Xiangyue gave a short bark of laughter. "Be glad that you did. Had I seen you with it, I would have killed you without hesitation." His smile faded. "I still might."

His Song crashed into reality like waves upon rocks, unfettered. Out of the corner of his eye, David saw that Shangtian and the guests of the Jiang family had sunk to the ground. Some of the cultivators stubbornly kept themselves off the floor by leaning into their weapons.

The sound of Silkworms and the march of his own Song pushed strong and proud against the Waves. Neither David nor Alice moved an inch, but Alice's grip on his hand tightened to the point of cutting off his blood flow.

Abruptly, it went away. Xiangyue looked over at the wait staff and the musicians, most of whom were unconscious, with a touch of guilt.

He turned back to them. "Stranger still. I expected, when pushed, that the malice you've hidden from me would show in your qi - it always does. Compared to my aunts and uncles in the sect, I am not well educated, and even less wise, so I’m not the best judge of character."

Xiangyue looked at the guqin that lay on the ground at Alice's feet. "You can play," he said. "Come, we'll have a song - that, above all, will show me who you really are."

He stepped towards the crowd at the edge of the courtyard, who backed away from him hurriedly - even those who wore the white bibs of the Jiang family. "I will borrow a guqin," he said, addressing the few musicians who remained awake.

Meihua, who was braver than most despite the little line of blood running from a nostril, handed her instrument to him, bowing.

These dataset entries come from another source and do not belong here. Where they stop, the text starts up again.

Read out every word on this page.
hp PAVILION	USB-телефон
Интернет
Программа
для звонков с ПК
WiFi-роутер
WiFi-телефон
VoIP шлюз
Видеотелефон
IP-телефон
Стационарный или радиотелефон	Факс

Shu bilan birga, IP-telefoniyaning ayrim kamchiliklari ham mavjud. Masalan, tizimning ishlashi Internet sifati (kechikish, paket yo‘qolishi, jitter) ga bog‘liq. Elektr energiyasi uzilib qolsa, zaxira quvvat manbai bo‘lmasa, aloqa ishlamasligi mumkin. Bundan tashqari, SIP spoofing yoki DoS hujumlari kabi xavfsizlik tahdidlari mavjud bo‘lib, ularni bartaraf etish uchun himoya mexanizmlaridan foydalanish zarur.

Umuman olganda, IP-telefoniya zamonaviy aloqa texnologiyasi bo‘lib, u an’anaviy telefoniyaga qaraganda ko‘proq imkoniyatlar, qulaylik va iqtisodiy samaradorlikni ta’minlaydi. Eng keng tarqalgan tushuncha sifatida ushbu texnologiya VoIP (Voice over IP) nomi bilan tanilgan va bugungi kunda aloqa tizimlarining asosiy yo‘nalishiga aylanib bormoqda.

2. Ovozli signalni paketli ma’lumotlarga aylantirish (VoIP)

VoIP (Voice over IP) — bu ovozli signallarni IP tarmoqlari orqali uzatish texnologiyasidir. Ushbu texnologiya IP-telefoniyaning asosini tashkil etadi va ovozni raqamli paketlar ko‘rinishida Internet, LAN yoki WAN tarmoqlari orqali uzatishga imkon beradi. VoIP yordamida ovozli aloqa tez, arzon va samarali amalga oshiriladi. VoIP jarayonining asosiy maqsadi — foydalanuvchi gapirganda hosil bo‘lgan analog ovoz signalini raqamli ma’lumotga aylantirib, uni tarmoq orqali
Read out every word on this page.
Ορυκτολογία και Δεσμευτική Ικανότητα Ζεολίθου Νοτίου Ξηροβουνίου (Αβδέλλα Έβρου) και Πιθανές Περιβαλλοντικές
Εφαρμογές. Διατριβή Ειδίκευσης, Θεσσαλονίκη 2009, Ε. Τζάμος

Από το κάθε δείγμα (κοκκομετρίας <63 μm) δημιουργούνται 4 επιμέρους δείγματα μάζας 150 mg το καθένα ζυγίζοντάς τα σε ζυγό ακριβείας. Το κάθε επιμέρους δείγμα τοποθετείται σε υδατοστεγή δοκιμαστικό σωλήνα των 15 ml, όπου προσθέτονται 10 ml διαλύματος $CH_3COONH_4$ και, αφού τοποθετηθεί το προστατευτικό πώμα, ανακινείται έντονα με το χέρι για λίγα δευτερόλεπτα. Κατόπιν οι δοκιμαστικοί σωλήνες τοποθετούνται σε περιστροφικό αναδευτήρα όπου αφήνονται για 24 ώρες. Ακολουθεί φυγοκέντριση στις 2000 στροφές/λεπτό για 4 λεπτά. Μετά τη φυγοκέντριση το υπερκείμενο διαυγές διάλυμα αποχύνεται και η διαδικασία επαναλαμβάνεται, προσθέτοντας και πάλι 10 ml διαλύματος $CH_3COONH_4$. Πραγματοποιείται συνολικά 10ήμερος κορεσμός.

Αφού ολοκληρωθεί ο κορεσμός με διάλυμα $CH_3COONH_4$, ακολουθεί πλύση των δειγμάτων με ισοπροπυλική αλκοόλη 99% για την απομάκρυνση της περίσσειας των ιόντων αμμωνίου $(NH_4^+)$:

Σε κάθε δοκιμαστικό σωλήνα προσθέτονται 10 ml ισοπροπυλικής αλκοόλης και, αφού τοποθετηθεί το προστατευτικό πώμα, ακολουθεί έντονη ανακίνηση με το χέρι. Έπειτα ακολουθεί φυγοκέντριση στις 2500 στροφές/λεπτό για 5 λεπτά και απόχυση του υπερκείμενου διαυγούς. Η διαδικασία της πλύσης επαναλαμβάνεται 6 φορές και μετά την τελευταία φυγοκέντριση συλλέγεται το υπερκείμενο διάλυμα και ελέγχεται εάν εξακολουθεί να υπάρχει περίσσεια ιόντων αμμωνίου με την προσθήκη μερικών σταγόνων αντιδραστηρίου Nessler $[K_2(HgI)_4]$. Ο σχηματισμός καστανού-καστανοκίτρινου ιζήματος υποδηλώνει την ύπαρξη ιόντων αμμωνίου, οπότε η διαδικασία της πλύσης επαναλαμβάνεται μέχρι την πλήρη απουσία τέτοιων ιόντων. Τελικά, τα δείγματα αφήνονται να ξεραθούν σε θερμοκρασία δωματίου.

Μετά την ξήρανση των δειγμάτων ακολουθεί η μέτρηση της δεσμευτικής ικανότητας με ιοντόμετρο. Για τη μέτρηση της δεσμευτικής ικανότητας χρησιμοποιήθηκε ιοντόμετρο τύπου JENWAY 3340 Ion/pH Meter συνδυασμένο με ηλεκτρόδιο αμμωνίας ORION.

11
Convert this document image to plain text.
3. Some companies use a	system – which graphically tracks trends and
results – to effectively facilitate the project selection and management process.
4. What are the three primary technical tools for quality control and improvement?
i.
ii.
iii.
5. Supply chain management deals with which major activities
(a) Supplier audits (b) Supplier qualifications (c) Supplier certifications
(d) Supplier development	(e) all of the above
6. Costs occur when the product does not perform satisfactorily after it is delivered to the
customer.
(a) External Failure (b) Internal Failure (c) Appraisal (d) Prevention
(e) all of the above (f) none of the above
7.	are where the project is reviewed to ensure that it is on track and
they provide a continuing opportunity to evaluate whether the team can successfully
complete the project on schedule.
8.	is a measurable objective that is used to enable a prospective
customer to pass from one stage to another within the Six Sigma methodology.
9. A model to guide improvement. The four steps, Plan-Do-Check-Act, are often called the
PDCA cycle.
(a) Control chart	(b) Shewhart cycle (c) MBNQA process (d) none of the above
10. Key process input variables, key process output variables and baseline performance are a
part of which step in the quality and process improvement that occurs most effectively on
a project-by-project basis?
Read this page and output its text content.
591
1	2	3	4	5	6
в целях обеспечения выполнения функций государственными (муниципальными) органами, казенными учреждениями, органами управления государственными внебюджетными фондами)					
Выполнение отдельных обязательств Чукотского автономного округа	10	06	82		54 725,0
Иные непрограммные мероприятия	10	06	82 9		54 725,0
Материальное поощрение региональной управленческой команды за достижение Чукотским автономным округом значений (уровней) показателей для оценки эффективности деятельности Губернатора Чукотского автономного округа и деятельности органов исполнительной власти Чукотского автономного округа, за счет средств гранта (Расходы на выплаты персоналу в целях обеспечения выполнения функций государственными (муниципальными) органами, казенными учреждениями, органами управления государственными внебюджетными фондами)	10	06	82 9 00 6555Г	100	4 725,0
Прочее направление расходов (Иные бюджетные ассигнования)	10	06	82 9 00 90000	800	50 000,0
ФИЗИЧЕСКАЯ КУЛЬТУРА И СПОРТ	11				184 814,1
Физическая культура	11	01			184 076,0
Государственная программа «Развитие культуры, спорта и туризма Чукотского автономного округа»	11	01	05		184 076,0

"Do you require compensation, my dear?" Xiangyue asked, all easy charm.

She shook her head, even as she found her voice. "Why does my lord require my guqin when he wears one on his back?"

Jiang Xiangyue chortled. "Were I to play this," he said, tapping the case on his back, "cartographers would no longer include a Ping'an on their maps."

He smiled at her and dug from his robes a little bronze coin, square and oblong. "You've done me two favors now - an offering of an instrument and another of honesty. Should you face any troubles, offer this to any river and I will do my best to repay you." He looked at her seriously. "It is something that only you can use, so don't spend it unless you're very, very hungry."

Meihua accepted the coin with both hands, as if it were made of glass.

Xiangyue walked back towards David and Alice. He stopped ten paces from them and sat down, crossing his legs. He balanced Meihua's guqin on his knees and then looked up at them, waiting.

When Alice handed David his flute and sat herself down across from him, Xiangyue spoke again.

“I am Jiang Xiangyue, of the fifty eighth and last generation of the Falling Leaves. My dearly departed master, my beloved, was Yu Jianlan. Today, I will play for you. And you will play for me.”